NumPy Optimizations and joblib Comparison
Hi, I'm currently using joblib for caching numpy array objects. Is there any benchmark on these kind of inputs for DiskCache?
Sorry, I don't have a benchmark. I looked at joblib but it didn't quite fit my needs. From what I see in the source, joblib uses a handful of tricks and tweaks to improve its handling of numpy arrays.
Could you describe your use case? I'm interested in constructing a benchmark if possible.
DiskCache lacks a memoizing decorator like joblib has but it's easy enough to write. Here's the simplest benchmark I could think of (using IPython):
In [6]: %paste
import diskcache
class Cache(diskcache.Cache):
def memoize(self, func):
def wrapper(*args):
try:
return self[args]
except KeyError:
value = func(*args)
self[args] = value
return value
return wrapper
cache = Cache('/tmp/diskcache')
@cache.memoize
def identity1(value):
print 'identity1', value
return value
%timeit -n1 -r50 identity1(0)
import joblib
memory = joblib.Memory('/tmp/joblib')
@memory.cache
def identity2(value):
print 'identity2', value
return value
%timeit -n1 -r50 identity2(0)
## -- End pasted text --
1 loop, best of 50: 16.9 µs per loop
1 loop, best of 50: 832 µs per loop
For the simple identity function above, DiskCache is about 50 times faster.

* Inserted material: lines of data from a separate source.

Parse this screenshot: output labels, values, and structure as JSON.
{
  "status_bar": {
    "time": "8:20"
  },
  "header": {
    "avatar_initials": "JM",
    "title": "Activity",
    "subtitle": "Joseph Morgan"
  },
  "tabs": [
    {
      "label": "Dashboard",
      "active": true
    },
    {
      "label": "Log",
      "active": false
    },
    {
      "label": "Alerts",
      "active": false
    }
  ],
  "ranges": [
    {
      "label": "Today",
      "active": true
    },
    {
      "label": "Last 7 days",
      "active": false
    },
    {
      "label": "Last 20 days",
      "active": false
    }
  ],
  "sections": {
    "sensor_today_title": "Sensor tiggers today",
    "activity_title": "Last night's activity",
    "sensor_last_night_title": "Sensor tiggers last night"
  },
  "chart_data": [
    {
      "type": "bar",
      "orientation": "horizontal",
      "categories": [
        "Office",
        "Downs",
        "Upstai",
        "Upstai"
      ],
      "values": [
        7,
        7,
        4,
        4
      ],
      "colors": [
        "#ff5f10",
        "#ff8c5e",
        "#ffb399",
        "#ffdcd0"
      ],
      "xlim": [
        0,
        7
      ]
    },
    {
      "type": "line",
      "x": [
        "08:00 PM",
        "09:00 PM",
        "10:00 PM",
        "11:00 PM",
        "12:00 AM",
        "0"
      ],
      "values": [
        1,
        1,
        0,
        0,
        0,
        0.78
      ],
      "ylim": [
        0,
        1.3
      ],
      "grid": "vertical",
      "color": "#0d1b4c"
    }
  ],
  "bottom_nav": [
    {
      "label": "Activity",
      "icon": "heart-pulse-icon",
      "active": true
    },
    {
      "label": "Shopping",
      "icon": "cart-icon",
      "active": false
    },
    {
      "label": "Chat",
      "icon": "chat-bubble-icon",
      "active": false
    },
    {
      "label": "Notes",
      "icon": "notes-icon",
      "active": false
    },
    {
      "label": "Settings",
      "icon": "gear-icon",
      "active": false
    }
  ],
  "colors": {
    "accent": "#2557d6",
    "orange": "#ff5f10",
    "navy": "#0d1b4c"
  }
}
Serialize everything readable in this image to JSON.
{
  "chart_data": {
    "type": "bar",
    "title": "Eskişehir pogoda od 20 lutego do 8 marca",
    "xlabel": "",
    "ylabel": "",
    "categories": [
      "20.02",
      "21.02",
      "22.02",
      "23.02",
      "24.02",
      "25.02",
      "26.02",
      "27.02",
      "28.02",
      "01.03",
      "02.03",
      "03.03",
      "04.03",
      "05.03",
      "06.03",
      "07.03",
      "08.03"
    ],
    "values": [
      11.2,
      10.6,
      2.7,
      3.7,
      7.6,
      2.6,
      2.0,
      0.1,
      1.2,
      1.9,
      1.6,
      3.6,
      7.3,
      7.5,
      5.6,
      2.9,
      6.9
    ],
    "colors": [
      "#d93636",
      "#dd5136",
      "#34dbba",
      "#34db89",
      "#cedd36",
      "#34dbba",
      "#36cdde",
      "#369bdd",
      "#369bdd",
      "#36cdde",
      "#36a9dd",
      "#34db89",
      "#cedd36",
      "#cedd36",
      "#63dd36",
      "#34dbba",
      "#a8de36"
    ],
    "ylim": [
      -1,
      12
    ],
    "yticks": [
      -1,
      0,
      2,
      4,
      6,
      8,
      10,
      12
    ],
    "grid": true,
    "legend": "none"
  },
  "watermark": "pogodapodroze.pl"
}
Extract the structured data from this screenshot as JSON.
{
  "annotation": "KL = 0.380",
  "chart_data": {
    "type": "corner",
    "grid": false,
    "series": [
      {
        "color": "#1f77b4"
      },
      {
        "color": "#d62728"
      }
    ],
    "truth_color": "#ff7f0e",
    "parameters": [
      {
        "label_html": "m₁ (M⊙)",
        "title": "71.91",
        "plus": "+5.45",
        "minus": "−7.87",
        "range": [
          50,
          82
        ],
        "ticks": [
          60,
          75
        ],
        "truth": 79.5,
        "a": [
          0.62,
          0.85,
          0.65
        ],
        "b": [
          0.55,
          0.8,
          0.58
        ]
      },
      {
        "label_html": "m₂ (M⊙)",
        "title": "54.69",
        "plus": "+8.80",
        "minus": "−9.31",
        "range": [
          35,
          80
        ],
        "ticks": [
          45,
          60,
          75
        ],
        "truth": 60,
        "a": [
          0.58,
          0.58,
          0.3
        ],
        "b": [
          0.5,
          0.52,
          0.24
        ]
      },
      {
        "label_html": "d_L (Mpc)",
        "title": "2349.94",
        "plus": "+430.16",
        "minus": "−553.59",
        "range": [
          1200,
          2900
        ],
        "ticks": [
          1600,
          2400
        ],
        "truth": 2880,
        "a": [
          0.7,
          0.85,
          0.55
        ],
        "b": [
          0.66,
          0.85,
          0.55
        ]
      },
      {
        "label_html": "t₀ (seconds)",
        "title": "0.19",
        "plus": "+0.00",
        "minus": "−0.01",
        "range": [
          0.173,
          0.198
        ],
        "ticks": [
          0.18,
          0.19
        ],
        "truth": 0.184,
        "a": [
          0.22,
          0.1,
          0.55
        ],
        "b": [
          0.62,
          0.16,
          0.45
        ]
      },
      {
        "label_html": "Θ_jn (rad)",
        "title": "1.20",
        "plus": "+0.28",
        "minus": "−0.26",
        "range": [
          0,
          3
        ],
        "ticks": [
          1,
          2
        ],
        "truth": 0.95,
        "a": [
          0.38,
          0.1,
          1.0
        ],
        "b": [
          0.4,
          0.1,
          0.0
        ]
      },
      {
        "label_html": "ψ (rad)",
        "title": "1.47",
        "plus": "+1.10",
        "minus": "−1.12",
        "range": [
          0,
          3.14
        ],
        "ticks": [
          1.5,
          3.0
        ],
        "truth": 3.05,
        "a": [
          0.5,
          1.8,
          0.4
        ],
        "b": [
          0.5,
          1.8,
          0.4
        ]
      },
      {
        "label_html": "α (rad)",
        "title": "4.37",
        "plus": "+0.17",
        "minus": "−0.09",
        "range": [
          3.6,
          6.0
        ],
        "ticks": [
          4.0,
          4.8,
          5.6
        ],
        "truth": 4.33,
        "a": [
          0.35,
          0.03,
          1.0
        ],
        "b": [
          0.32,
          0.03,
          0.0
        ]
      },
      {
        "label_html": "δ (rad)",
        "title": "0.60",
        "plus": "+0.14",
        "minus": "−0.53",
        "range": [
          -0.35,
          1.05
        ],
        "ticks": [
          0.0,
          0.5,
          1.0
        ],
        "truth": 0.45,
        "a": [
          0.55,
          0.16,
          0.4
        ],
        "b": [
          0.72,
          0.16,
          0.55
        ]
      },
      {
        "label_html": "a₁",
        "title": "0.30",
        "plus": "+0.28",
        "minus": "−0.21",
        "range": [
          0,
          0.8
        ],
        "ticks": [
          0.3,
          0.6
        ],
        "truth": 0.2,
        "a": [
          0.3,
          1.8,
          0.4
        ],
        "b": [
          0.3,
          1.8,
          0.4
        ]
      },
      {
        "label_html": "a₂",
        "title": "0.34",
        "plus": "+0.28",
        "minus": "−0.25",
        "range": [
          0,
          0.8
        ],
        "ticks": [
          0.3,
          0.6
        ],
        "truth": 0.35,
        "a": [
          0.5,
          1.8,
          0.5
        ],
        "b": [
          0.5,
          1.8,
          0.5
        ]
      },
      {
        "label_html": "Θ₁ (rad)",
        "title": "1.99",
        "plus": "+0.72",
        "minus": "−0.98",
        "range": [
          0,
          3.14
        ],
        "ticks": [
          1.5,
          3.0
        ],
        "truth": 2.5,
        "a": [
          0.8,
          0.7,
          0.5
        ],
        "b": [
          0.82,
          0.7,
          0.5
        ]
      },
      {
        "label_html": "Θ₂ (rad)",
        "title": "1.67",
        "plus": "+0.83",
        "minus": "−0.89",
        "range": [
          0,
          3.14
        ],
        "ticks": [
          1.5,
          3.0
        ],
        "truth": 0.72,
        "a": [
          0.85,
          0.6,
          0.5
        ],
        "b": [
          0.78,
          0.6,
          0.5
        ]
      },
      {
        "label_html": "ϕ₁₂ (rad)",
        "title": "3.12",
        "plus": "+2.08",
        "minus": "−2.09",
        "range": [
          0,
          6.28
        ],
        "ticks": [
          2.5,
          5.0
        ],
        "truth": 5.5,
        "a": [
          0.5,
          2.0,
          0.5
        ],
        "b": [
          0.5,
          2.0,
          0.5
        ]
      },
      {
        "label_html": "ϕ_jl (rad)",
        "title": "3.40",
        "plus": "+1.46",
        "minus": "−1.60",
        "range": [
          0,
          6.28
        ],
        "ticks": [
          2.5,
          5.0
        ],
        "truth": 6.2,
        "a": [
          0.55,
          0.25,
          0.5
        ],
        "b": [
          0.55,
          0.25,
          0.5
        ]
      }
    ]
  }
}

Out of fifty iterations, the fastest lookup took 16.9 microseconds while joblib took 832 microseconds.
That is just great. Here is what I get in my laptop (SSD disk):
%timeit -n1 -r50 identity_diskcache(10) # 1 loops, best of 50: 67 µs per loop
%timeit -n1 -r50 identity_joblib(10) # 1 loops, best of 50: 217 µs per loop
import numpy as np
random = np.random.random(5000)
%timeit -n1 -r50 identity_diskcache(random) # 1 loops, best of 50: 257 µs per loop
%timeit -n1 -r50 identity_joblib(random) # 1 loops, best of 50: 770 µs per loop
You are also faster in retrieving numpy arrays.
Note that the scales will tip back for sufficiently large numpy arrays:
In [1]: %paste
values = np.random.random(int(1e6))
%timeit -n1 -r50 identity1(values)
%timeit -n1 -r50 identity2(values)
## -- End pasted text --
1 loop, best of 50: 42.1 ms per loop
1 loop, best of 50: 12.9 ms per loop
Now the numpy-aware joblib has an advantage.
Making DiskCache faster is then a matter of using the optimized serialization routines that numpy provides. DiskCache has a separate serialization class that handles converting to/from the database and filesystem. You can read about it at:
- http://www.grantjenks.com/docs/diskcache/tutorial.html#disk
- http://www.grantjenks.com/docs/diskcache/api.html#disk
I would be glad to accept pull-requests that created a numpy-aware diskcache.Disk-like serializer.
just as a side note: the fact that joblib is only usable as a decorator is actually a serious limitation IMHO in some cases. Take for instance this use case: I have a function that takes a file path and does some expensive computation on this. This is a large file and I am reading it in chunks in my function. I could compute a cache key based on that stream in my function and cache the results in my function. But with a decorator-only approach this is not possible: I cannot create a sub-function that has as an argument the whole file content such that joblib can compute the cache key for me. @ogrisel @GaelVaroquaux Is this a fair statement wrt to joblib capabilities?
I wonder if the performance difference for large numpy arrays is due to compression. Currently DiskCache does no compression of pickled objects. Depending on disk performance, I could imagine compression improving the performance of serializing large numpy arrays.
Nope, it is not compression. Local benchmarking showed compression was ten times slower.
Now I think the difference is the cryptographic hashing of inputs. Particularly for the identity function benchmark above, there's a significant impact.